Una anciana del pueblo le había contado una leyenda sobre un tal señor Raven, bibliotecario durante mucho tiempo de «ese sir Upward cuyo retrato cuelga allí entre los libros». Sir Upward era un gran lector, decía ella, no solo de libros aptos para la lectura de los hombres, sino también de libros extraños, prohibidos y malvados; y, al hacerlo, el señor Raven, que probablemente era el mismo diablo, lo animaba. De repente, ambos desaparecieron, y nunca más se supo nada de Sir Upward, pero el señor Raven siguió apareciendo a intervalos irregulares en la biblioteca. Había quienes creían que no estaba muerto, pero tanto él como la anciana consideraban más fácil creer que un hombre muerto pudiera volver al mundo que había abandonado que que alguien que llevara vivo cientos de años fuera un hombre.
Nunca había oído que el señor Raven se entrometiera en nada de la casa, pero tal vez se consideraba privilegiado en lo que respecta a los libros. No sabía cómo la anciana había llegado a saber tanto sobre él, pero la descripción que ella hacía coincidía exactamente con la figura que yo acababa de ver.

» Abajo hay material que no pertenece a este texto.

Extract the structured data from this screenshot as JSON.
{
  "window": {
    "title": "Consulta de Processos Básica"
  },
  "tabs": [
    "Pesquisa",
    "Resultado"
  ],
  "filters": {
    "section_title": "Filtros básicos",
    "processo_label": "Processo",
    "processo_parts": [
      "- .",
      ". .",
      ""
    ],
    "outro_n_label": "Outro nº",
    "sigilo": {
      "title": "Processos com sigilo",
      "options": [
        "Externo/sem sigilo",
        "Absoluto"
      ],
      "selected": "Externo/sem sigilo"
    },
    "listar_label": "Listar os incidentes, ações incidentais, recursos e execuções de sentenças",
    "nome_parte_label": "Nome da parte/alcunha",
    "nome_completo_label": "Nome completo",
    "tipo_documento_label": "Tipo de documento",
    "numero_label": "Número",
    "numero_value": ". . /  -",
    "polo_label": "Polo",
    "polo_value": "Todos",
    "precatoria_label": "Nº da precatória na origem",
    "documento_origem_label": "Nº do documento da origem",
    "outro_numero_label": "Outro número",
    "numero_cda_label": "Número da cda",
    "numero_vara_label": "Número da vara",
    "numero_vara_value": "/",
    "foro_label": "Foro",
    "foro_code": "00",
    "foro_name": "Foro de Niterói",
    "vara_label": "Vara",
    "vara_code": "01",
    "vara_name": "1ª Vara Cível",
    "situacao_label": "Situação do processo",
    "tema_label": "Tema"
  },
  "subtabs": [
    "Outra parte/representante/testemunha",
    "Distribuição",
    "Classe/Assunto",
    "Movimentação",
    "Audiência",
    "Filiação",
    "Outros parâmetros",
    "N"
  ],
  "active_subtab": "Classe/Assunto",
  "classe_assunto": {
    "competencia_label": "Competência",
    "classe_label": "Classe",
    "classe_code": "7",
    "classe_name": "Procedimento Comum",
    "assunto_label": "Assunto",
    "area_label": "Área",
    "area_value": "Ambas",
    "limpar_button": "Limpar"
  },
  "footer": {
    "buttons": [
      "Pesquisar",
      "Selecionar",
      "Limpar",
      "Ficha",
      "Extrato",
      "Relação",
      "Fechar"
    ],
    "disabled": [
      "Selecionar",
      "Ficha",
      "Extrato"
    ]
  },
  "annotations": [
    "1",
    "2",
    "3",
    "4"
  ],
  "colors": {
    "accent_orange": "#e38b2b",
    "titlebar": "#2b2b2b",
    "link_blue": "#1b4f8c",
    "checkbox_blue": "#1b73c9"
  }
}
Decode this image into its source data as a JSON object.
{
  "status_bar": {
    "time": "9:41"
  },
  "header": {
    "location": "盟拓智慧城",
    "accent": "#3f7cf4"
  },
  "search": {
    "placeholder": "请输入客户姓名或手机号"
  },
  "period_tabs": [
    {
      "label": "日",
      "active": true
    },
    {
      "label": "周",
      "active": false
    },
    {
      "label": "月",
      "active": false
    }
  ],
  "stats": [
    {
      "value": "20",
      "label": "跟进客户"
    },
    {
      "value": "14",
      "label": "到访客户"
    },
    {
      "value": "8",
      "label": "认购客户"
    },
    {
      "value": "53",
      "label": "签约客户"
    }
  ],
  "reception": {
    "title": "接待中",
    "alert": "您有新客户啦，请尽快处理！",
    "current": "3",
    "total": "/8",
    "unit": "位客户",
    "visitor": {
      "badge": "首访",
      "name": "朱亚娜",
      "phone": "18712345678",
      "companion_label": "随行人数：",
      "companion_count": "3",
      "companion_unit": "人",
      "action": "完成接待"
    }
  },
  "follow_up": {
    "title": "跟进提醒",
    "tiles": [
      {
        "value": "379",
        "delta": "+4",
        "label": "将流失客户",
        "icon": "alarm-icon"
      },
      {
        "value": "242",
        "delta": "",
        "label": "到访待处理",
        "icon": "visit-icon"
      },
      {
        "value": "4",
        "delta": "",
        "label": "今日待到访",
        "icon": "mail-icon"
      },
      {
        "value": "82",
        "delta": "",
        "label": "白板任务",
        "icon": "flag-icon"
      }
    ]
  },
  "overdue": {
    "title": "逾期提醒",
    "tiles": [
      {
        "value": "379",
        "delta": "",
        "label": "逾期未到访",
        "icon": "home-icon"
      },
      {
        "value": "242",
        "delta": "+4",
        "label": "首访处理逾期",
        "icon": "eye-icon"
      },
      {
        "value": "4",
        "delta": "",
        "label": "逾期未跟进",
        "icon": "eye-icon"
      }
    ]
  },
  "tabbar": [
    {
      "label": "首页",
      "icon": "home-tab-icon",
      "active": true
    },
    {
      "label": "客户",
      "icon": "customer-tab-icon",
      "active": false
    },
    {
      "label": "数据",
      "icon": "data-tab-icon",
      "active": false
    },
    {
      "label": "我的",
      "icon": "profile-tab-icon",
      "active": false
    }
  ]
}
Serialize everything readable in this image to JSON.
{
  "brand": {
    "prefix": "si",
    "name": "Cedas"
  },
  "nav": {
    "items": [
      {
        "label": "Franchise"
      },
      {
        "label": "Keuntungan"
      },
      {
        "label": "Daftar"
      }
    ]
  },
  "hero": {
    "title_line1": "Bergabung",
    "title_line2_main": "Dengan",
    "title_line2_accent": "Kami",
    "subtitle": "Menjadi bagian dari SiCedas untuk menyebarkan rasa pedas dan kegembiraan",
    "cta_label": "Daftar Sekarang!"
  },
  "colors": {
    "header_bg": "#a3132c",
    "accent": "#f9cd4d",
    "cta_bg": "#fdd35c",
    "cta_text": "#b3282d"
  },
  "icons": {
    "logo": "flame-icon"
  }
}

«¡Espero que solo haya sido una visita amistosa por parte del anciano caballero!», concluyó con una sonrisa inquieta.
Le dije que no tenía ninguna objeción a que el señor Raven nos visitara tantas veces como quisiera, pero que sería mejor que mantuviera su resolución de no decir nada sobre él a los sirvientes. Luego le pregunté si había visto alguna vez fuera de su sitio el volumen mutilado; me respondió que nunca, y que siempre había pensado que era parte del mobiliario. Dicho esto, se acercó y tiró de él, pero parecía inamovible.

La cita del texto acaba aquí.